Meeting ahead of a Sino-European summit in Beijing on July 16-17, the Chinese officials proposed an alliance between their country and the EU and offered to open more of the Chinese market in a gesture of goodwill.

One proposal is for China and the EU to lunch joint action against the US at the World Trade Organisation.

As reported by the Reuters news agency, however, the EU rejected the idea of allying with Beijing against Washington, five EU officials and diplomats told Reuters.

The upcoming summit is expected to produce a modest communiqué, which affirms the commitment of both sides to the multilateral trading system and promises to set up a working group on modernising the WTO, the EU officials said.

“China wants the European Union to stand with Beijing against Washington, to take sides,” said one European diplomat. “We won’t do it and we have told them that.”

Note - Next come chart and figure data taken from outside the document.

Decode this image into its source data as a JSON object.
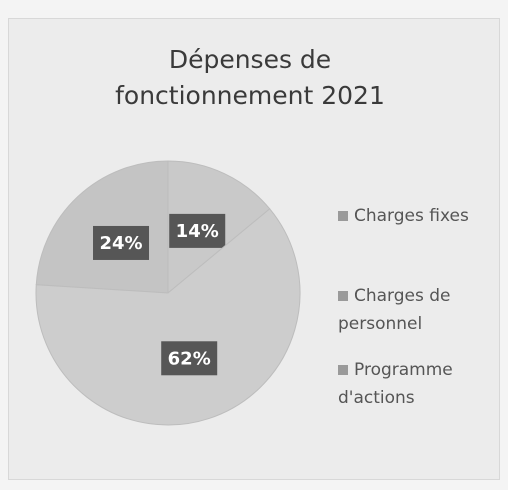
{
  "chart_data": {
    "type": "pie",
    "title": "Dépenses de fonctionnement 2021",
    "categories": [
      "Charges fixes",
      "Charges de personnel",
      "Programme d'actions"
    ],
    "values": [
      14,
      24,
      62
    ],
    "value_labels": [
      "14%",
      "24%",
      "62%"
    ],
    "colors": [
      "#c9c9c9",
      "#c4c4c4",
      "#cdcdcd"
    ],
    "legend": "right"
  }
}
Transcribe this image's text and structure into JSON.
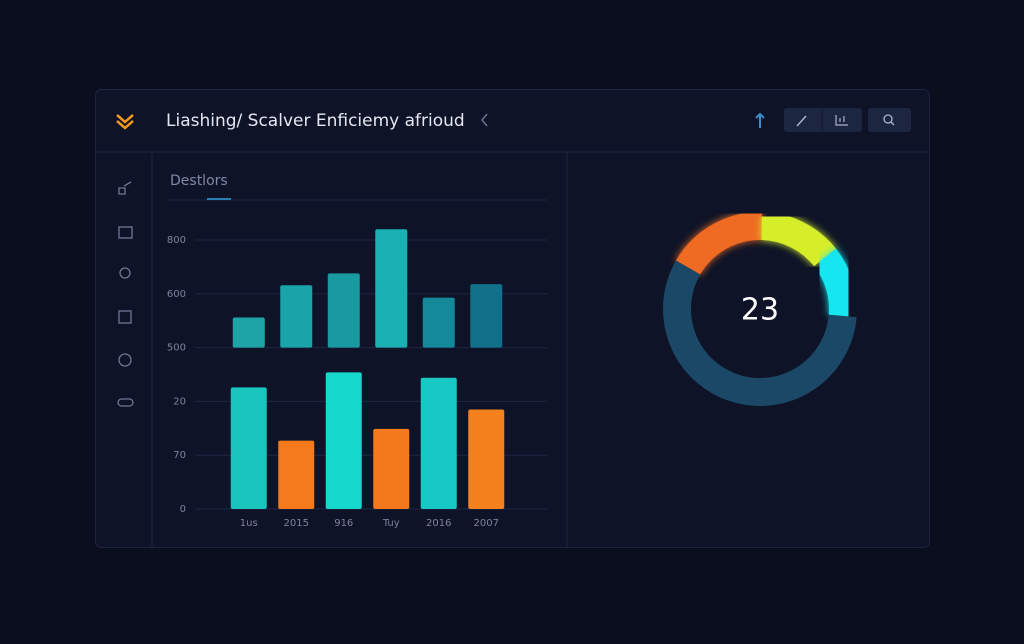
{
  "header": {
    "title": "Liashing/ Scalver Enficiemy afrioud"
  },
  "bar_panel": {
    "title": "Destlors",
    "chart_data": {
      "type": "bar",
      "categories": [
        "1us",
        "2015",
        "916",
        "Tuy",
        "2016",
        "2007"
      ],
      "ylim": [
        0,
        5.6
      ],
      "yticks": [
        0,
        {
          "value": 1,
          "label": "70"
        },
        {
          "value": 2,
          "label": "20"
        },
        {
          "value": 3,
          "label": "500"
        },
        {
          "value": 4,
          "label": "600"
        },
        {
          "value": 5,
          "label": "800"
        }
      ],
      "grid": true,
      "series": [
        {
          "from": 3,
          "values": [
            3.56,
            4.16,
            4.38,
            5.2,
            3.93,
            4.18
          ],
          "colors": [
            "#1ea3a6",
            "#1aa3a8",
            "#189aa0",
            "#1bb0b4",
            "#14899a",
            "#11708a"
          ]
        },
        {
          "values": [
            2.26,
            1.27,
            2.54,
            1.49,
            2.44,
            1.85
          ],
          "colors": [
            "#19c4bc",
            "#f47a1c",
            "#17d8cc",
            "#f4781c",
            "#18c8c4",
            "#f4801e"
          ]
        }
      ]
    }
  },
  "donut_panel": {
    "chart_data": {
      "type": "donut",
      "center_label": "23",
      "values": [
        17,
        14,
        12,
        57
      ],
      "colors": [
        "#ef6a20",
        "#d6ee2c",
        "#19e6f0",
        "#1a4866"
      ]
    }
  }
}
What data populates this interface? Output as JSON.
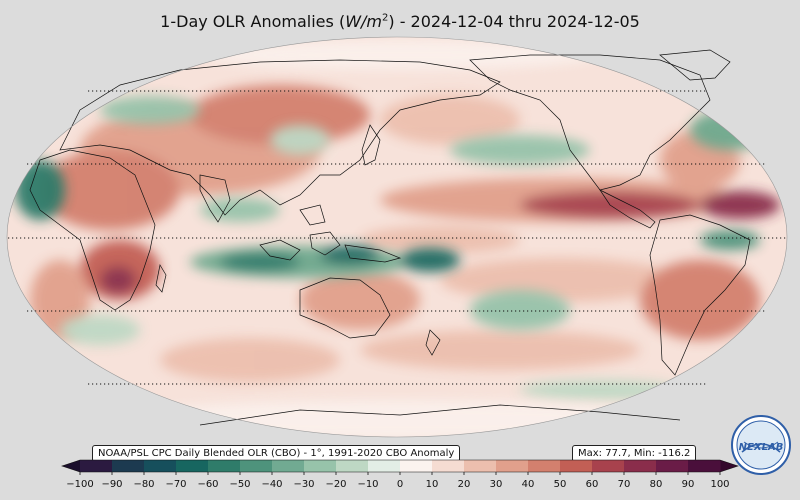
{
  "title": {
    "prefix": "1-Day OLR Anomalies (",
    "unit_base": "W/m",
    "unit_exp": "2",
    "suffix": ") - 2024-12-04 thru 2024-12-05"
  },
  "source_label": "NOAA/PSL CPC Daily Blended OLR (CBO) - 1°, 1991-2020 CBO Anomaly",
  "stats_label": "Max: 77.7,  Min: -116.2",
  "logo_text": "NEXLAB",
  "colorbar": {
    "ticks": [
      "−100",
      "−90",
      "−80",
      "−70",
      "−60",
      "−50",
      "−40",
      "−30",
      "−20",
      "−10",
      "0",
      "10",
      "20",
      "30",
      "40",
      "50",
      "60",
      "70",
      "80",
      "90",
      "100"
    ],
    "colors": [
      "#2b1a40",
      "#1c3a50",
      "#164f5c",
      "#176660",
      "#2f7c6a",
      "#4e937c",
      "#71aa92",
      "#97c3aa",
      "#bed8c4",
      "#e3eee6",
      "#fbf3ef",
      "#f5dcd2",
      "#ecbfae",
      "#e1a08c",
      "#d3806e",
      "#c25f55",
      "#a8424d",
      "#8a2d4b",
      "#6a1c47",
      "#4a0f3b"
    ],
    "min_color": "#1b0f2c",
    "max_color": "#34082c"
  },
  "map_colors": {
    "ocean_base": "#f7e2da",
    "neutral": "#fbf3ef",
    "green_light": "#bcd9c2",
    "green_mid": "#6ea98e",
    "green_dark": "#1d6a62",
    "red_light": "#ecbfae",
    "red_mid": "#d3806e",
    "red_dark": "#a8424d",
    "purple": "#7a234a"
  }
}
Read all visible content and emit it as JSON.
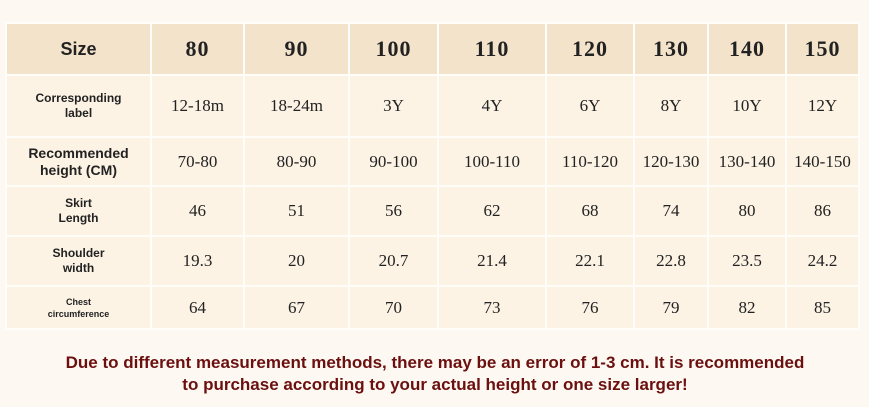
{
  "table": {
    "header": [
      "Size",
      "80",
      "90",
      "100",
      "110",
      "120",
      "130",
      "140",
      "150"
    ],
    "rows": [
      [
        "Corresponding label",
        "12-18m",
        "18-24m",
        "3Y",
        "4Y",
        "6Y",
        "8Y",
        "10Y",
        "12Y"
      ],
      [
        "Recommended height (CM)",
        "70-80",
        "80-90",
        "90-100",
        "100-110",
        "110-120",
        "120-130",
        "130-140",
        "140-150"
      ],
      [
        "Skirt Length",
        "46",
        "51",
        "56",
        "62",
        "68",
        "74",
        "80",
        "86"
      ],
      [
        "Shoulder width",
        "19.3",
        "20",
        "20.7",
        "21.4",
        "22.1",
        "22.8",
        "23.5",
        "24.2"
      ],
      [
        "Chest circumference",
        "64",
        "67",
        "70",
        "73",
        "76",
        "79",
        "82",
        "85"
      ]
    ]
  },
  "note": "Due to different measurement methods, there may be an error of 1-3 cm. It is recommended to purchase according to your actual height or one size larger!"
}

According to Reuters, Brussels shares Washington’s concern about China’s closed markets and what Western governments say is Beijing’s manipulation of trade to dominate global markets.

“We agree with almost all the complaints the US has against China, it’s just we don’t agree with how the United States is handling it,” another diplomat said.

“Trump has split the West, and China is seeking to capitalise on that. It was never comfortable with the West being one bloc,” said a European official involved in EU-China diplomacy.

“China now feels it can try to split off the European Union in so many areas, on trade, on human rights,” the official said.

Another official described the dispute between Trump and Western allies at the Group of Seven summit last month as a gift to Beijing because it showed European leaders losing a long-time ally, at least in trade policy.